FILE PHOTO: Jean-Claude Arnault arrives at the district court in Stockholm, Sweden September 19, 2018. TT News Agency/Fredrik Sandberg via REUTERS
This year’s prize-giving was postponed after allegations of sexual misconduct surfaced against Jean-Claude Arnault, husband of academy member Katarina Frostenson, and the academy’s discovery that the names of some prize-winners had been leaked prompted several members to resign or withdraw from work.
Arnault was sentenced this month to two years in prison for rape.
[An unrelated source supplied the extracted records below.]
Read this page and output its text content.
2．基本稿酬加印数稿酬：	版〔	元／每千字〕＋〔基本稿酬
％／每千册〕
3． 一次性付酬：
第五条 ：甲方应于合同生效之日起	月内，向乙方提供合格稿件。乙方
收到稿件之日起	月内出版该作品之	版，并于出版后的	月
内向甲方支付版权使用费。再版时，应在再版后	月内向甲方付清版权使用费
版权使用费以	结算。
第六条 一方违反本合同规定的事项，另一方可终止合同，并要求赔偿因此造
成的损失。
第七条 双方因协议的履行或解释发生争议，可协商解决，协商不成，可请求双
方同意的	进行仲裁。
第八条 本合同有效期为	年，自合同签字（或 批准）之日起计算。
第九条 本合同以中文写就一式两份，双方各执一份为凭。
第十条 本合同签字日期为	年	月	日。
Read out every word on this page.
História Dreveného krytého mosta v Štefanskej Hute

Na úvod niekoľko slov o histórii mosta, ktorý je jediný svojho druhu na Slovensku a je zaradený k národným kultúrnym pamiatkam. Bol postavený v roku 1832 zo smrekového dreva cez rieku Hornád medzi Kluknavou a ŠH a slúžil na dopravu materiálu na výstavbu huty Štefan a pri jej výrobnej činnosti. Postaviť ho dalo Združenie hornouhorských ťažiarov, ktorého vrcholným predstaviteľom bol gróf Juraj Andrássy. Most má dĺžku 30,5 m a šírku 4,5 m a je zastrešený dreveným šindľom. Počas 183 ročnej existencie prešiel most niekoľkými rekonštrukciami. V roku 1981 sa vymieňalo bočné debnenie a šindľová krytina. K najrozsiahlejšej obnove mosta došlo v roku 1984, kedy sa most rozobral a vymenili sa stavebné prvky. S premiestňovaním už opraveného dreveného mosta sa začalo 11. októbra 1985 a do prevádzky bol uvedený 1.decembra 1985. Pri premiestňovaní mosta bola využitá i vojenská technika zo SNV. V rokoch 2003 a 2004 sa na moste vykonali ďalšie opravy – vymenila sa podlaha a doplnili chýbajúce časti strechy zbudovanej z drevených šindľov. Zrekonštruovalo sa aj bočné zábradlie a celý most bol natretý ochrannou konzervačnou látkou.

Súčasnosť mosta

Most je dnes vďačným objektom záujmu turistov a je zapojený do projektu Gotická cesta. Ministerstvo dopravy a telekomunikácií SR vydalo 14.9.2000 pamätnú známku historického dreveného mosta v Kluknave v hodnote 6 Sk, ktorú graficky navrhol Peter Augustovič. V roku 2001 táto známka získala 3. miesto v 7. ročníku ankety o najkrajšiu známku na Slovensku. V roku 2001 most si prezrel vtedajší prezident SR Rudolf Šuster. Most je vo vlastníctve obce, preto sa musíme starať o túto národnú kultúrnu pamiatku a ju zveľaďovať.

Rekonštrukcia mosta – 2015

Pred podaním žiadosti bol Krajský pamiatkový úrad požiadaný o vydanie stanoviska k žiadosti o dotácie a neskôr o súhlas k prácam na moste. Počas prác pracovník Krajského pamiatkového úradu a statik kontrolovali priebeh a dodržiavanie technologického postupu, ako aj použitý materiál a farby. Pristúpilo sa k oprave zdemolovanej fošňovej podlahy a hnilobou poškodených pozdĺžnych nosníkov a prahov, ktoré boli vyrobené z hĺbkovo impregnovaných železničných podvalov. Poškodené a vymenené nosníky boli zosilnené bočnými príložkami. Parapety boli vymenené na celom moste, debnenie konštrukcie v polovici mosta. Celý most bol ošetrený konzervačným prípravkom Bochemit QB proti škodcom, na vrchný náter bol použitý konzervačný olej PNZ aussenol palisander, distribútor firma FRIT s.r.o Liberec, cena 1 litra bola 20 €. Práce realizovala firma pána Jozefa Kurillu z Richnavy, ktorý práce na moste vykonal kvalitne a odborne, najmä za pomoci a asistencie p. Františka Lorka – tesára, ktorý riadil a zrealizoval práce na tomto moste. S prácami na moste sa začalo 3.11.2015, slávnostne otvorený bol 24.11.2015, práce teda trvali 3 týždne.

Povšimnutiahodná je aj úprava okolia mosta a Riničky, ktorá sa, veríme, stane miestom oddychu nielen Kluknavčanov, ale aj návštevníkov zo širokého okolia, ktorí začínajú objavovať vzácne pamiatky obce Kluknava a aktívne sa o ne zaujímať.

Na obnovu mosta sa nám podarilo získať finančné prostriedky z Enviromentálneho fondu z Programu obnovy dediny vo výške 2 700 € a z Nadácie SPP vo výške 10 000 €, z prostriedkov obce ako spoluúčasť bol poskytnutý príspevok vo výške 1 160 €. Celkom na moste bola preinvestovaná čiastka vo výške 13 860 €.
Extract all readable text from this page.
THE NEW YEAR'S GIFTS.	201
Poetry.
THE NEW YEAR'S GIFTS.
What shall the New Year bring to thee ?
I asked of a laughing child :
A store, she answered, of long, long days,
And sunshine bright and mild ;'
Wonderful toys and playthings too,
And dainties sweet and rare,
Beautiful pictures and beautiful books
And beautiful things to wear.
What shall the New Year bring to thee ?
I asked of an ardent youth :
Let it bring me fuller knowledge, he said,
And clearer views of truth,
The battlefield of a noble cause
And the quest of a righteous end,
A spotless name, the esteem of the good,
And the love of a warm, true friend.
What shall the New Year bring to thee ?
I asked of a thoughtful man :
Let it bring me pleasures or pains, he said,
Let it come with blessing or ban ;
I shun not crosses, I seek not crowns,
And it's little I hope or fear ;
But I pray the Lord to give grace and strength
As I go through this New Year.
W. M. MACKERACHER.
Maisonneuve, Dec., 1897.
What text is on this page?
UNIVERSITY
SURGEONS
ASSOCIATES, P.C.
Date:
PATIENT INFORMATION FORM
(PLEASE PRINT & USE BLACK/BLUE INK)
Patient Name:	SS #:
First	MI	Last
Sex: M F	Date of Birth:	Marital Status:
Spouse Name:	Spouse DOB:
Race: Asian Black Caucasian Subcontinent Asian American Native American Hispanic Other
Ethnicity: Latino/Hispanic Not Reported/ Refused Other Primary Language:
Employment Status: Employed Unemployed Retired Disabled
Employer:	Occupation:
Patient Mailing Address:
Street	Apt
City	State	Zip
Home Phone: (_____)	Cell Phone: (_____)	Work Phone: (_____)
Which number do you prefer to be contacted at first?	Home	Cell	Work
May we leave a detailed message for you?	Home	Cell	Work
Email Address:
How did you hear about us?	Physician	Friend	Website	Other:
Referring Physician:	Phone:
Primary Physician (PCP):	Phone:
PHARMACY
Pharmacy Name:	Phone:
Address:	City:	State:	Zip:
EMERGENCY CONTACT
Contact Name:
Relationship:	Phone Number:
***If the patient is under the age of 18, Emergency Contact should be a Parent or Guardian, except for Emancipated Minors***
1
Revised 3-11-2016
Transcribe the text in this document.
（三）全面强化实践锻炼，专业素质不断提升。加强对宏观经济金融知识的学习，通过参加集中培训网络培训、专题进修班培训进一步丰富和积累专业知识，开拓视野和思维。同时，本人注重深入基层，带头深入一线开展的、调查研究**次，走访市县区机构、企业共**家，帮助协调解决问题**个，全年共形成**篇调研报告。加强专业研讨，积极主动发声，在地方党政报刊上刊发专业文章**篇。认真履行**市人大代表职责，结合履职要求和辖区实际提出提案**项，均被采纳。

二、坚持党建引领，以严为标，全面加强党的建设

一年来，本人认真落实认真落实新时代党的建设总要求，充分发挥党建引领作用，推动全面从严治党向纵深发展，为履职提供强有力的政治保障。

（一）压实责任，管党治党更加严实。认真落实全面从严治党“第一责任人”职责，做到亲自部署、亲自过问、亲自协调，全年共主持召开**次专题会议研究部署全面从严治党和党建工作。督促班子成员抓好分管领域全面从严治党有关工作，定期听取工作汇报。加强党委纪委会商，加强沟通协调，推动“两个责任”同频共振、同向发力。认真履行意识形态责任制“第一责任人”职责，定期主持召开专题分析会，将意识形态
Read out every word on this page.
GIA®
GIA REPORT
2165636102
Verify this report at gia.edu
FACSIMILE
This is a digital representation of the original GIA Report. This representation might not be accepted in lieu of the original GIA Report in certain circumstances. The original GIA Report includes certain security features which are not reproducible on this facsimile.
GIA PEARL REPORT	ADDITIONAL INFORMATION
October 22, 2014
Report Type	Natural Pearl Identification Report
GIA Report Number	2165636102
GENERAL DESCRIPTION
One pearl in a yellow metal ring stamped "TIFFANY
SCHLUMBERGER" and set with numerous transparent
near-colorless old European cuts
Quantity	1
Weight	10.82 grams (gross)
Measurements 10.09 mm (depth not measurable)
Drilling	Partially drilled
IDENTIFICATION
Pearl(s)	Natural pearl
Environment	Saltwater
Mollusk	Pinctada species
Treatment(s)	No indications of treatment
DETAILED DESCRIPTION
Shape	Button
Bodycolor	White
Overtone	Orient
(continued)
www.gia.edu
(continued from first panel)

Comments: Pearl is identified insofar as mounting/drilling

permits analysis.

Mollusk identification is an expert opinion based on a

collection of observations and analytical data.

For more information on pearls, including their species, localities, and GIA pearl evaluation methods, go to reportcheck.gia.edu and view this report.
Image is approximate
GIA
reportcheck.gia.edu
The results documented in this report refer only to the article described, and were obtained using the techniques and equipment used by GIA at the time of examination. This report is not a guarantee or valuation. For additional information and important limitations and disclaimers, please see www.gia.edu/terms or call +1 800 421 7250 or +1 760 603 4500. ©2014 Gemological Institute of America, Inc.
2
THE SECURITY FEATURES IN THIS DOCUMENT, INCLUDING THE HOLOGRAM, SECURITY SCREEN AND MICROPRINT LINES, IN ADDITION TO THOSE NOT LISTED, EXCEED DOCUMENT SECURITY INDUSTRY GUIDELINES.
He denied all accusations and is appealing the verdict.
Last month, the head of the Nobel Foundation told Reuters it could stop the academy awarding the literature prize if it did not make further changes in the wake of the scandal.
“The academy has unanimously agreed to a resolution begging (Frostenson) to voluntarily withdraw from the academy,” its Permanent Secretary Anders Olsson told Reuters on Friday.
“If this should not occur, we will start a new, impartial investigation of Frostenson’s alleged transgressions of our statues, giving her a fair chance to defend her cause … This is the second part of the resolution,” he said.
Olsson said the academy’s previous investigation had been unsatisfactory and had several shortcomings, including that Frostenson was never part of the inquiry and that the results had been evaluated too “hastily”.
Swedish media have alleged that Frostenson leaked the names of literature prize winners – the subject of heavy betting – to Arnault before they were announced.
Some members also accused Frostenson of shielding Arnault.
Frostenson has not commented publicly and did not respond to a request for comment on Friday.
There have been previous calls for Frostenson, who has been refraining from participating in academy tasks, to resign, but she has not indicated any intention to do so.
Olsson said that if Frostenson did not resign, the next inquiry would primarily focus on a stricter application of Nobel rules that require winner’s names to be kept secret before they are formally announced.
“Since Arnault has abused information for his own benefit about candidates for the prize, Frostenson is according to the new radical interpretation of (Swedish Academy) statutes responsible for his actions as if she committed them herself,” said Olsson.
Last week, the academy named two new members.